|
|
ARIZONA STATE SENATE
RESEARCH STAFF
|
GAIL HICKS ASSISTANT
ANALYST FINANCE COMMITTEE Telephone: (602) 542-3171 Facsimile: (602) 542-7833 |
FINANCE COMMITTEE
DATE: March 2, 2001
SUBJECT: Strike Everything
Amendment to S.C.R. 1001
(individual income
tax rate reduction)
Purpose
Requests voters to approve, during the next general election, changes to how taxable income is calculated and modifications to individual income tax rates.
Background
In Arizona, taxable income is calculated beginning with federally adjusted gross income and then reducing this number by subtracting allowable deductions, exemptions and subtractions. Once taxable income is determined, taxpayers multiply this amount by the applicable tax rate for their income bracket. For example, an individual with taxable income of $10,000 or less is subject to a 2.87 percent tax rate.
The strike everything amendment to S.C.R. 1001 proposes eliminating all of the individual income tax deductions and exemptions, as well as individual and corporate subtractions that are currently used when calculating taxable income. It also gradually decreases the number of income tax brackets for both single and married taxpayers from five to two and, beginning in tax year 2003, eliminates the state income tax altogether for taxpayers in the lowest bracket. For example, for the 2003 tax year, single taxpayers with taxable income of $10,000 or less, and married couples with taxable income $20,000 or less, would pay nothing.

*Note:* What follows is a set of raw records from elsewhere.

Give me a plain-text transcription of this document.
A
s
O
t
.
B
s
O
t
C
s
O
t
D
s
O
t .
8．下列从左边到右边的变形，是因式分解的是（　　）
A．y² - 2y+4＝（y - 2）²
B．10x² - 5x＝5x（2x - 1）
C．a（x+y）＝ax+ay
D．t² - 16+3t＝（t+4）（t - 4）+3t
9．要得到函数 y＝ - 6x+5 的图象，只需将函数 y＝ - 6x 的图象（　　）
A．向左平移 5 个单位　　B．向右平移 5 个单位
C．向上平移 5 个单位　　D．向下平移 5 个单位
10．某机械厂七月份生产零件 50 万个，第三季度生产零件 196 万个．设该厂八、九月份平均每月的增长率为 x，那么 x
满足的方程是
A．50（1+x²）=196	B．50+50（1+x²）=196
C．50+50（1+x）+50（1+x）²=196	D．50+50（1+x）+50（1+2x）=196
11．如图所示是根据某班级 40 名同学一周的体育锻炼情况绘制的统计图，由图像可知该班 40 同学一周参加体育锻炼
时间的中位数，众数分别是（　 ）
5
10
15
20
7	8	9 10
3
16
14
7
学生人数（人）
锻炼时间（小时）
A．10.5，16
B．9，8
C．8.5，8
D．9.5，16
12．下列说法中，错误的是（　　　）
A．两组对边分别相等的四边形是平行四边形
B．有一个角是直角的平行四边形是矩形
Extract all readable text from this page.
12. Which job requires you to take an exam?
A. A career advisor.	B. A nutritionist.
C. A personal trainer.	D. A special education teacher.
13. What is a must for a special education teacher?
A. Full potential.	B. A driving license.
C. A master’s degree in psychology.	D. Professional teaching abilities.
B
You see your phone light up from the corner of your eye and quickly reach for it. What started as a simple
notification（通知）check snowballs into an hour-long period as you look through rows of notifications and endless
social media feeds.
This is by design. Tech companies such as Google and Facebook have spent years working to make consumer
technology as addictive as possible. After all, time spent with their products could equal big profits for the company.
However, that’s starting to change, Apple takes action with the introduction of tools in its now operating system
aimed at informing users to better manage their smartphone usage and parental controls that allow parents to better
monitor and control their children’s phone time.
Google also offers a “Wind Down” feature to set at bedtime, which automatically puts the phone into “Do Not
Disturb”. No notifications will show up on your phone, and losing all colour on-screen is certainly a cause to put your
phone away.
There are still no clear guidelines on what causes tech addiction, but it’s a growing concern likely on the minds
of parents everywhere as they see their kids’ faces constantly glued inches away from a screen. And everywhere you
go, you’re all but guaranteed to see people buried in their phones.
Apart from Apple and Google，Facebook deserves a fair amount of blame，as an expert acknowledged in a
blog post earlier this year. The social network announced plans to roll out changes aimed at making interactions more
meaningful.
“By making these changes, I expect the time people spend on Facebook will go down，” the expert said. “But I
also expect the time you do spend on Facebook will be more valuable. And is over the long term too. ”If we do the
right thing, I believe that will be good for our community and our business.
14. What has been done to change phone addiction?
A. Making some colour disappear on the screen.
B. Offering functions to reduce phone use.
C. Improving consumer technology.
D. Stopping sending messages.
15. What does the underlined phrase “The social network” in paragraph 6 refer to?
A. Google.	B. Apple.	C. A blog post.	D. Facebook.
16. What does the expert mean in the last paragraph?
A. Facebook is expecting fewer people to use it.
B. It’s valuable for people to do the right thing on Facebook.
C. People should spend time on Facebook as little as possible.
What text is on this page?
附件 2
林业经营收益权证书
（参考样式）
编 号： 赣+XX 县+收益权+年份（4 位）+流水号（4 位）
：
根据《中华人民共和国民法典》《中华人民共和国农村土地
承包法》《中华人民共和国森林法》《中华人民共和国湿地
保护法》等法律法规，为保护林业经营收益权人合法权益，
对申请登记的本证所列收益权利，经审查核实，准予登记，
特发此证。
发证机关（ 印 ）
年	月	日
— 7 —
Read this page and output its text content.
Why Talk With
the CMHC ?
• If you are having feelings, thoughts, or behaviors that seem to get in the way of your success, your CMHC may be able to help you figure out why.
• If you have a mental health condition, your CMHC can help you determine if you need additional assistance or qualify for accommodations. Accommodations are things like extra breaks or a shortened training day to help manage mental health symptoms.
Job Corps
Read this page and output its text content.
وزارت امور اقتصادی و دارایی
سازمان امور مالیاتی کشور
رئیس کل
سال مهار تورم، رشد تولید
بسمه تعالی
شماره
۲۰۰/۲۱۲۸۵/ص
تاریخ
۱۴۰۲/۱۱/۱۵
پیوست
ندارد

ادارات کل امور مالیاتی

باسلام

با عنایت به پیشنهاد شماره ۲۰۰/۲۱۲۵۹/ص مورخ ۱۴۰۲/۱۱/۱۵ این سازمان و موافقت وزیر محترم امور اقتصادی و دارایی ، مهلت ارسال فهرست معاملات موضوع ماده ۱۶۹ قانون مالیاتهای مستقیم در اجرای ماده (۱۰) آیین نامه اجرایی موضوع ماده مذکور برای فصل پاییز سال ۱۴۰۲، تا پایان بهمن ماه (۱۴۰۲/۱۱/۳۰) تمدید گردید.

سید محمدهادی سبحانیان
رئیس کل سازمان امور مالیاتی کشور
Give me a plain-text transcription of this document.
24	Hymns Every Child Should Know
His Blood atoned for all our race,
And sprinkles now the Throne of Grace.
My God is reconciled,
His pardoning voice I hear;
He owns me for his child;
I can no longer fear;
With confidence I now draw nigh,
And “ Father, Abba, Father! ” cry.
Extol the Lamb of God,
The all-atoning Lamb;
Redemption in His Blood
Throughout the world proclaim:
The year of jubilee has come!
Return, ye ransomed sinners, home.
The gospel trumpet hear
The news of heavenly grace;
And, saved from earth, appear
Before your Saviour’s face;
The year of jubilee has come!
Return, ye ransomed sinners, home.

The fiscal impact of this amendment cannot be determined at this time because tax rates for all of the modified tax brackets have not been established.
Provisions
1. Modifies the definition of taxable income and Arizona adjusted gross income by eliminating all individual income tax deductions, and exemptions, and individual and corporate tax subtractions beginning in tax year 2003. The eliminated deductions, exemptions and subtractions include such things as:
· The optional standard deduction;
· Itemized deductions;
· Personal exemptions;
· Exemptions for blind persons, persons over 65 and dependents;
· Amortization of private commercial capital investment by a qualified defense contractor;
· Agricultural crops contributed to a charitable organization;
· Medical savings accounts;
· Restoration of a substantial amount held under claim of right;
· Subtraction for World War II victims;
· Subtractions for wood stoves, wood or gas fired fireplaces and construction of an energy-efficient residence;
· Subtraction for adoption-related expenses; and,
· Subtractions for various other items such as exploration expenses, state lottery prizes and winnings, and excess of a partner’s share of income or losses.
2. Decreases the number of income brackets for both single and married taxpayers from five to two over a four-year period, and eliminates the state income tax for those taxpayers in the lowest brackets beginning with tax year 2003.
3. Changes to an unspecified percentage the tax rates for all but the lowest tax bracket for all tax years beginning with 2003.
4. Allows a taxpayer who meets certain income restrictions to receive tax credits for nondependents residing in the household.
5. Modifies the elements included in taxable income calculations for past tax years.
6. Makes numerous technical and conforming changes.
7. Provides for all changes to apply to taxable years beginning with 2003.
8. Requires the Secretary of State to submit the proposal to voters at the next general election and becomes effective if approved by the voters and on proclamation of the Governor.